We all know about managing risk. We all know plan your trade and trade your plan. We all know about to our winners run. We all know the importance of exiting trades for a loss when things are not going as thought. Hell we know a lot. So one question.

Why do most of us fail miserably at trading? Is it because there is a difference between knowing and understanding. Between knowing and executing? Possibly. Here's another reason. When it comes to risk management, it's just too boring. It's not exciting. It doesn't use "cool" things like RSI, MACD, Stochastics and more.

So what exactly is this really boring concept called managing risk? Well, it's a lot of things. It's not just honoring stops. It's actually a lot more than that.

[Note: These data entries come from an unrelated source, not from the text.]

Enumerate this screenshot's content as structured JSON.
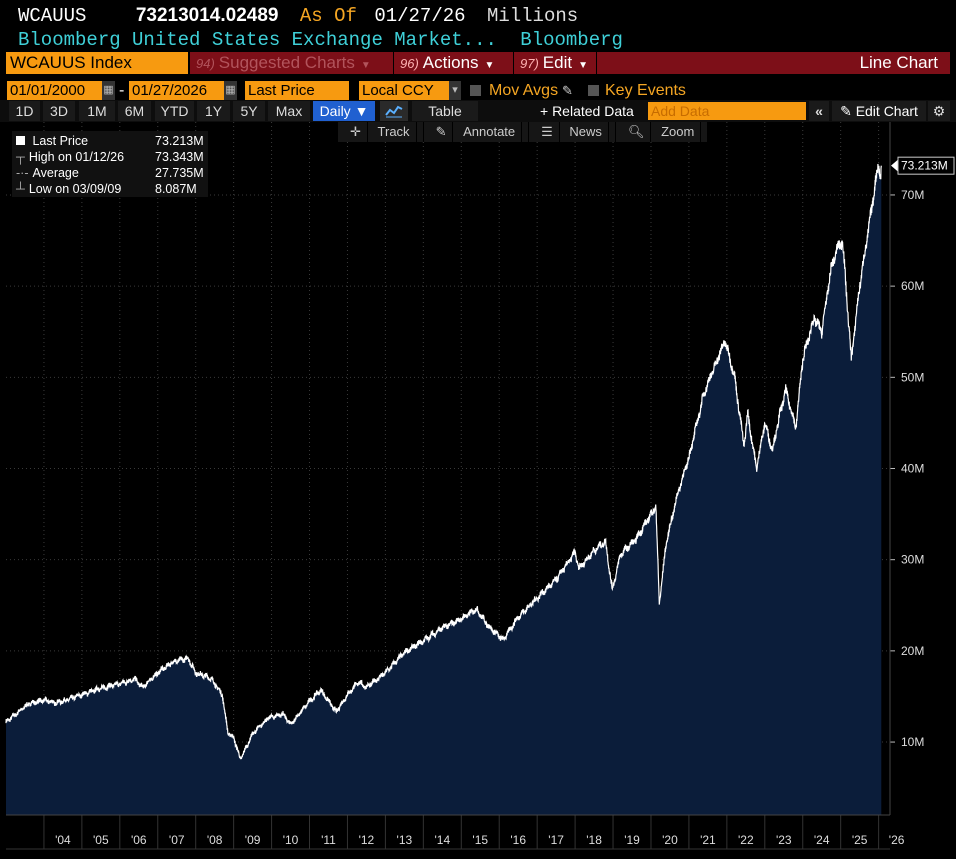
{
  "header": {
    "ticker": "WCAUUS",
    "price": "73213014.02489",
    "as_of_label": "As Of",
    "as_of_date": "01/27/26",
    "units": "Millions",
    "description": "Bloomberg United States Exchange Market...",
    "source": "Bloomberg"
  },
  "menubar": {
    "security": "WCAUUS Index",
    "suggested": {
      "num": "94)",
      "label": "Suggested Charts"
    },
    "actions": {
      "num": "96)",
      "label": "Actions"
    },
    "edit": {
      "num": "97)",
      "label": "Edit"
    },
    "chart_type": "Line Chart"
  },
  "controls": {
    "start_date": "01/01/2000",
    "dash": "-",
    "end_date": "01/27/2026",
    "field": "Last Price",
    "currency": "Local CCY",
    "mov_avgs": "Mov Avgs",
    "key_events": "Key Events"
  },
  "ranges": [
    "1D",
    "3D",
    "1M",
    "6M",
    "YTD",
    "1Y",
    "5Y",
    "Max"
  ],
  "period": "Daily",
  "table_label": "Table",
  "related_data": "+ Related Data",
  "add_data_placeholder": "Add Data",
  "edit_chart": "Edit Chart",
  "toolbar": {
    "track": "Track",
    "annotate": "Annotate",
    "news": "News",
    "zoom": "Zoom"
  },
  "legend": {
    "last_label": "Last Price",
    "last_value": "73.213M",
    "high_label": "High on 01/12/26",
    "high_value": "73.343M",
    "avg_label": "Average",
    "avg_value": "27.735M",
    "low_label": "Low on 03/09/09",
    "low_value": "8.087M"
  },
  "colors": {
    "line": "#ffffff",
    "fill": "#0b1d3a",
    "accent": "#f79a10",
    "menu": "#7d0f18"
  },
  "chart_data": {
    "type": "area",
    "title": "WCAUUS Index Line Chart",
    "ylabel": "Millions",
    "ylim": [
      2,
      78
    ],
    "xlim": [
      2003.0,
      2026.3
    ],
    "x_ticks": [
      2004,
      2005,
      2006,
      2007,
      2008,
      2009,
      2010,
      2011,
      2012,
      2013,
      2014,
      2015,
      2016,
      2017,
      2018,
      2019,
      2020,
      2021,
      2022,
      2023,
      2024,
      2025,
      2026
    ],
    "x_tick_labels": [
      "'04",
      "'05",
      "'06",
      "'07",
      "'08",
      "'09",
      "'10",
      "'11",
      "'12",
      "'13",
      "'14",
      "'15",
      "'16",
      "'17",
      "'18",
      "'19",
      "'20",
      "'21",
      "'22",
      "'23",
      "'24",
      "'25",
      "'26"
    ],
    "y_ticks": [
      10,
      20,
      30,
      40,
      50,
      60,
      70
    ],
    "y_tick_labels": [
      "10M",
      "20M",
      "30M",
      "40M",
      "50M",
      "60M",
      "70M"
    ],
    "last_value_label": "73.213M",
    "series": [
      {
        "name": "Last Price",
        "x": [
          2003.0,
          2003.3,
          2003.6,
          2004.0,
          2004.3,
          2004.6,
          2005.0,
          2005.5,
          2006.0,
          2006.4,
          2006.6,
          2007.0,
          2007.4,
          2007.8,
          2008.0,
          2008.4,
          2008.7,
          2008.85,
          2009.0,
          2009.18,
          2009.5,
          2009.9,
          2010.3,
          2010.5,
          2011.0,
          2011.3,
          2011.7,
          2012.0,
          2012.3,
          2012.5,
          2013.0,
          2013.5,
          2014.0,
          2014.5,
          2015.0,
          2015.4,
          2015.7,
          2016.1,
          2016.5,
          2017.0,
          2017.5,
          2018.0,
          2018.1,
          2018.5,
          2018.8,
          2018.98,
          2019.2,
          2019.6,
          2020.0,
          2020.13,
          2020.22,
          2020.4,
          2020.7,
          2021.0,
          2021.4,
          2021.95,
          2022.2,
          2022.45,
          2022.55,
          2022.78,
          2023.0,
          2023.2,
          2023.4,
          2023.55,
          2023.82,
          2024.0,
          2024.3,
          2024.5,
          2024.75,
          2024.9,
          2025.05,
          2025.28,
          2025.5,
          2025.8,
          2025.9,
          2026.0,
          2026.05,
          2026.07
        ],
        "values": [
          12.2,
          13.2,
          14.2,
          14.6,
          14.3,
          14.6,
          15.2,
          15.9,
          16.4,
          16.9,
          16.0,
          17.6,
          18.8,
          19.2,
          17.6,
          17.0,
          15.2,
          11.0,
          10.5,
          8.1,
          10.9,
          12.6,
          13.1,
          11.9,
          14.5,
          15.7,
          13.3,
          15.2,
          16.6,
          16.0,
          17.6,
          19.8,
          21.1,
          22.5,
          23.5,
          24.6,
          22.8,
          21.2,
          23.7,
          25.8,
          27.8,
          30.8,
          29.0,
          31.0,
          32.0,
          26.7,
          30.6,
          32.2,
          35.0,
          35.8,
          25.2,
          31.8,
          37.2,
          41.2,
          48.3,
          54.0,
          50.2,
          42.5,
          46.0,
          40.0,
          45.0,
          42.0,
          46.0,
          48.6,
          44.5,
          52.0,
          56.5,
          55.0,
          62.0,
          64.0,
          65.0,
          52.0,
          60.0,
          68.0,
          71.0,
          73.34,
          72.0,
          73.21
        ]
      }
    ]
  }
}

It's not just controlling things like revenge trades, doubling down when you should be going flat, etc. Though those are part of it.

Rather than lecture on what I define risk management as, I'll share my own approach regarding the subject. As much as I can. Because a big chunk of my time and system development is spent on the subject.  Far more on that and less on signaling.

One aspect of managing risk is measuring it. Not just how much you can lose on one trade.  Rather the inherent risk in a strategy. And to have that, you need data. Lots of data. Depending on trade frequency you may need years of trade data. Which if you don't have the ability to backtest, you likely don't have any. Sorry, but a few months of trade results are not sufficient. You need a statistically valid sample. A population size that covers more than just a short term market fluctuation.

Once you have that data you need to use a tool like Monte Carlo simulation. Simply stated, it takes your data and randomly scrambles it. Often making what you thought was your worst drawdown even worse. Then you need to apply some statistical measure to those results. From which you can truly get a sense of the cost to trade per lot. A broker who requires $500 to trade one-lot of ES is not your capital requirement. Rather that value is "zero." You need to add on top of that the capital per your Monte Carlo simulation to truly determine the cost to trade per lot.

Other aspects of my own risk management include knowing when to trade and when not to trade. Nothing is left to a game day decision. Tomorrow Janet Yellen will speak before congress. She begins at 10AM, the same time my system will begin trading. I already know, based on a lot of study, that in the long run it makes sense to trade through her testimony. But I also know when ISM manufacturing is released on the other hand to not trade. I've done all my homework.

When a trade goes on, within 200 milliseconds I have an OCO, protective collar if you will, in place. Risk is pre-defined. And to further help matters, I don't watch the trade. No chance of me doing something stupid and moving a stop further away. Or getting greedy with a limit order.

I can go on but I'll spare you. I have spent a lot of time on the subject of managing risk. But I think I've covered it enough.

After all, we all know about managing risk. Right? Question is. Do we practice it.